Ten years ago, when the singers' ages hovered around thirty, they chose a stylistic approach that incorporated country, folk, bluegrass, and a little rock-and-roll bolstered with electric instruments and red-hot picking. Since then, however, Harris divorced the original producer, Brian Ahern, Ronstadt took up with Nelson Riddle, and Parton went to Hollywood.
Now, as they've hit forty, they've mellowed somewhat, and, flying in the face of contemporary country fashion, they've opted for a traditional, acoustic, and old-fashioned sort of album-one that would, in Ronstadt's words, "sound like we lived from 1907 to 1987, and we sang the whole time." That, at least, explains why the composers here range from Jimmie Rodgers to Kate McGarrigle and Phil Spector.
Perhaps, too, there lies the reason for the album's funereal pacing, something most apparent in the songs in which Ronstadt takes the lead- Rodgers's Hobo Meditation, which sounds ridiculous coming out of the mouths of three well-heeled women, Linda Thompson and Betsy Cook's Telling Me Lies, and McGarrigle's I've Had Enough, reduced to something of a set piece here. But even the trio's rendering of the Teddy Bears' 1958 hit, To Know Him Is to Love Him, with Harris doing the honors, seems lifeless and weighted down.

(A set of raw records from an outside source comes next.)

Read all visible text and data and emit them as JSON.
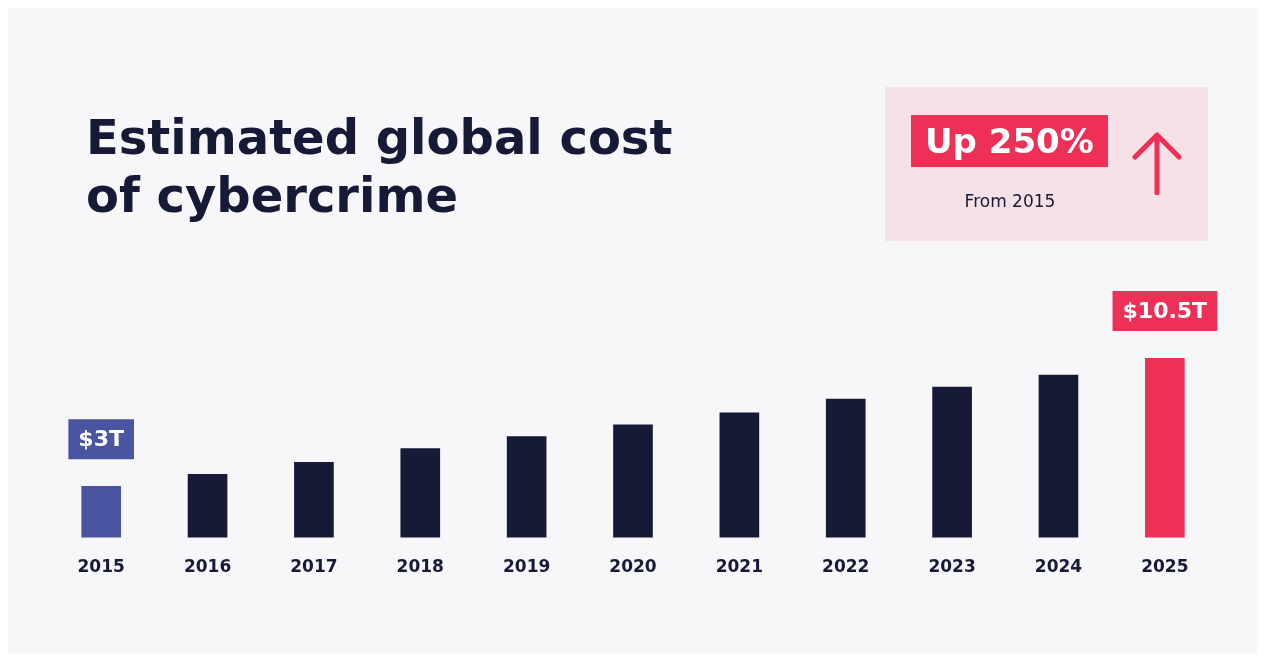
{
  "chart_data": {
    "type": "bar",
    "title": "Estimated global cost of cybercrime",
    "tick_labels": "x",
    "categories": [
      "2015",
      "2016",
      "2017",
      "2018",
      "2019",
      "2020",
      "2021",
      "2022",
      "2023",
      "2024",
      "2025"
    ],
    "values": [
      3,
      3.7,
      4.4,
      5.2,
      5.9,
      6.6,
      7.3,
      8.1,
      8.8,
      9.5,
      10.5
    ],
    "colors": [
      "#4a55a2",
      "#161a36",
      "#161a36",
      "#161a36",
      "#161a36",
      "#161a36",
      "#161a36",
      "#161a36",
      "#161a36",
      "#161a36",
      "#ef3056"
    ],
    "value_labels": [
      "$3T",
      null,
      null,
      null,
      null,
      null,
      null,
      null,
      null,
      null,
      "$10.5T"
    ],
    "annotations": [
      "Up 250%",
      "From 2015"
    ],
    "grid": false,
    "legend": false
  }
}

Even though the album employed Ronstadt's producer, George Massenburg, and Harris's musical consultant, John Starling (as well as Harris's usual ace studio players), the most vibrant contributions are undoubtedly Parton's. Not only do her two original songs The Pain of Loving You, which she wrote with Porter Wagoner years ago, and Wildflowers-pick up the pace, but it is Parton who finally breaks the album's arch restraint with Alan O'Bryant's Those Memories of You, a strong and mournful bluegrass tune in the best Bill Monroe tradition. If the other offerings shimmer with the beauty of these angelic harmony vocals-and there are moments, particularly in Farther Along and The Pain of Loving You, that will bring you to your knees- Those Memories of You is the only track that bothers to address the soul.